Es evidente que en algún momento los alcaldes y los presidentes que toleran estos destrozos perderán las elecciones y verán cómo sus rivales ocupan su puesto. Llegará entonces el momento de que otros ciudadanos, situados en el otro extremo del arco político, destruyan los símbolos y los monumentos que les molestan.
Lo injusto es la disparidad.
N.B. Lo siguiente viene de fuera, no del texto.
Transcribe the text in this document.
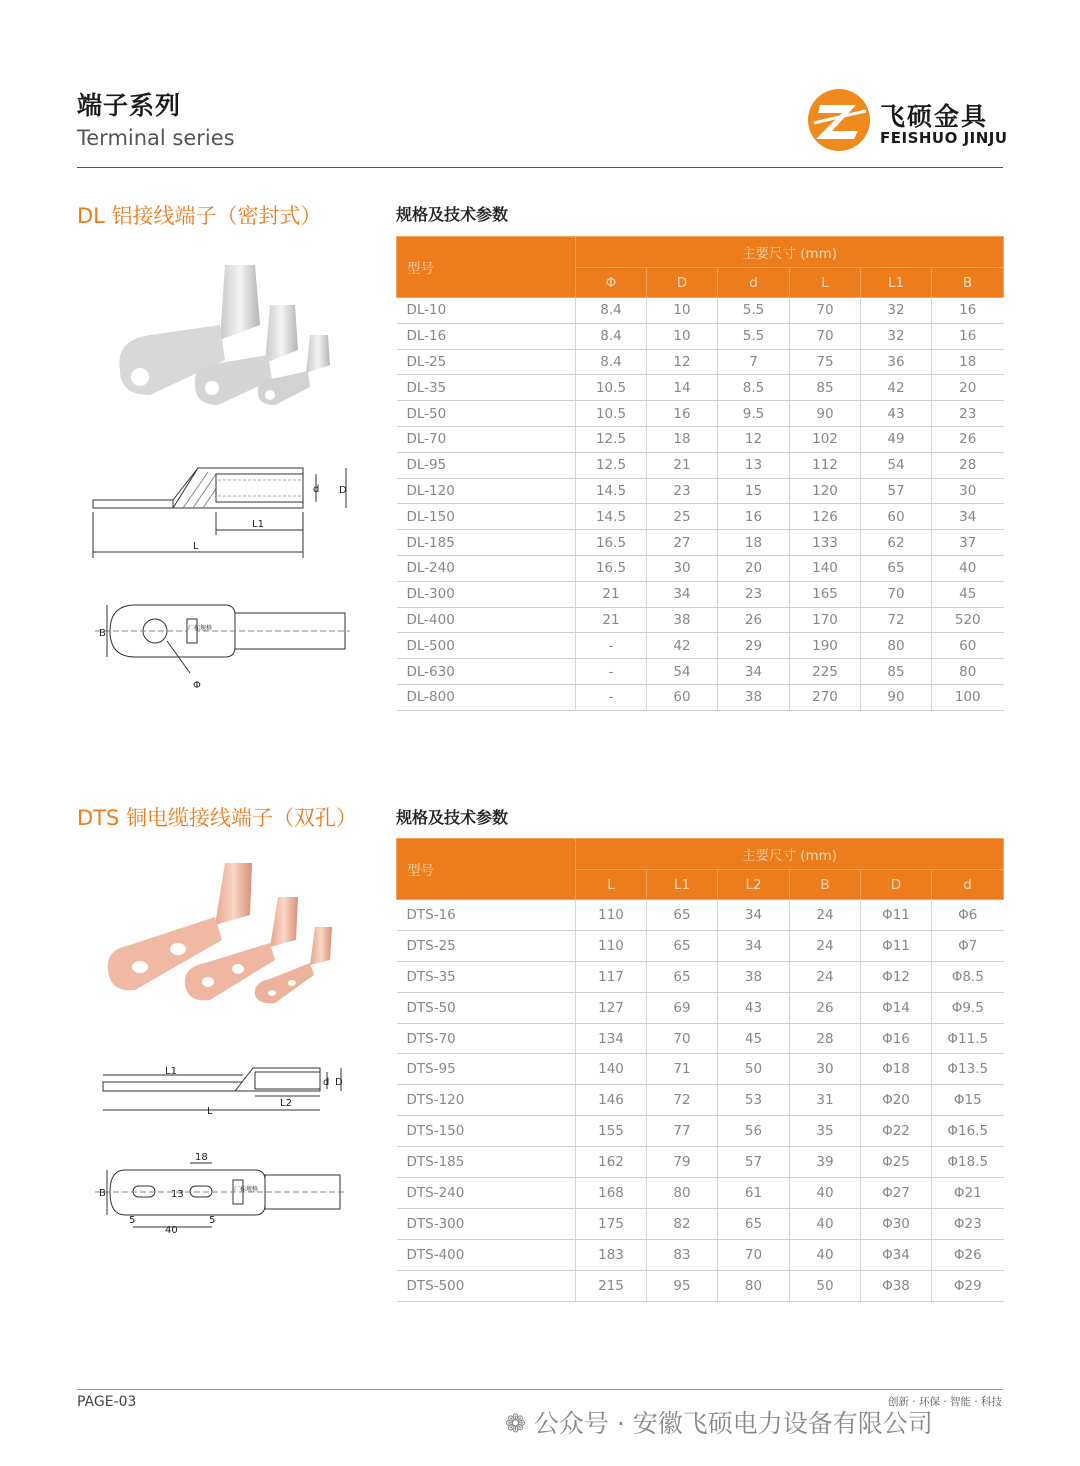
端子系列
Terminal series
飞硕金具
FEISHUO JINJU
DL 铝接线端子（密封式）	规格及技术参数
d D
L1
L
B
Φ
厂标规格
型号	主要尺寸 (mm)					
	Φ	D	d	L	L1	B
DL-10	8.4	10	5.5	70	32	16
DL-16	8.4	10	5.5	70	32	16
DL-25	8.4	12	7	75	36	18
DL-35	10.5	14	8.5	85	42	20
DL-50	10.5	16	9.5	90	43	23
DL-70	12.5	18	12	102	49	26
DL-95	12.5	21	13	112	54	28
DL-120	14.5	23	15	120	57	30
DL-150	14.5	25	16	126	60	34
DL-185	16.5	27	18	133	62	37
DL-240	16.5	30	20	140	65	40
DL-300	21	34	23	165	70	45
DL-400	21	38	26	170	72	520
DL-500	-	42	29	190	80	60
DL-630	-	54	34	225	85	80
DL-800	-	60	38	270	90	100
DTS 铜电缆接线端子（双孔） 规格及技术参数
L1
L2
L
d D
B
18
13
5
40
5
厂标规格
型号	主要尺寸 (mm)					
	L	L1	L2	B	D	d
DTS-16	110	65	34	24	Φ11	Φ6
DTS-25	110	65	34	24	Φ11	Φ7
DTS-35	117	65	38	24	Φ12	Φ8.5
DTS-50	127	69	43	26	Φ14	Φ9.5
DTS-70	134	70	45	28	Φ16	Φ11.5
DTS-95	140	71	50	30	Φ18	Φ13.5
DTS-120	146	72	53	31	Φ20	Φ15
DTS-150	155	77	56	35	Φ22	Φ16.5
DTS-185	162	79	57	39	Φ25	Φ18.5
DTS-240	168	80	61	40	Φ27	Φ21
DTS-300	175	82	65	40	Φ30	Φ23
DTS-400	183	83	70	40	Φ34	Φ26
DTS-500	215	95	80	50	Φ38	Φ29
PAGE-03	创新 · 环保 · 智能 · 科技
❁ 公众号 · 安徽飞硕电力设备有限公司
Mientras la extrema izquierda derriba a conquistadores, a generales y a los líderes que derrotaron al nazismo, la extrema derecha deberá conformarse con derribar alguna que otra montaña de palés rematada con una cúpula de paraguas.
Parecido dilema encontraremos en Cuba, Venezuela y otras naciones víctimas del socialismo. ¿Cómo derribar la cochambre? ¿Cómo incinerar aquello que ya ha sido incinerado por las autoridades locales?
Pegarle fuego a las grandes obras de la civilización, pongamos por caso el Palacio de Versalles, la Giralda o la Catedral de San Basilio, debe de ser toda una experiencia nihilista. Pegarle fuego a un ministerio comunista de estilo brutalista carcomido por la mugre y construido con toneladas de cemento aluminoso no le llega ni a la suela.
Más que un gesto de afirmación política, la cosa va a parecer una ceremonia colectiva de incineración de basura.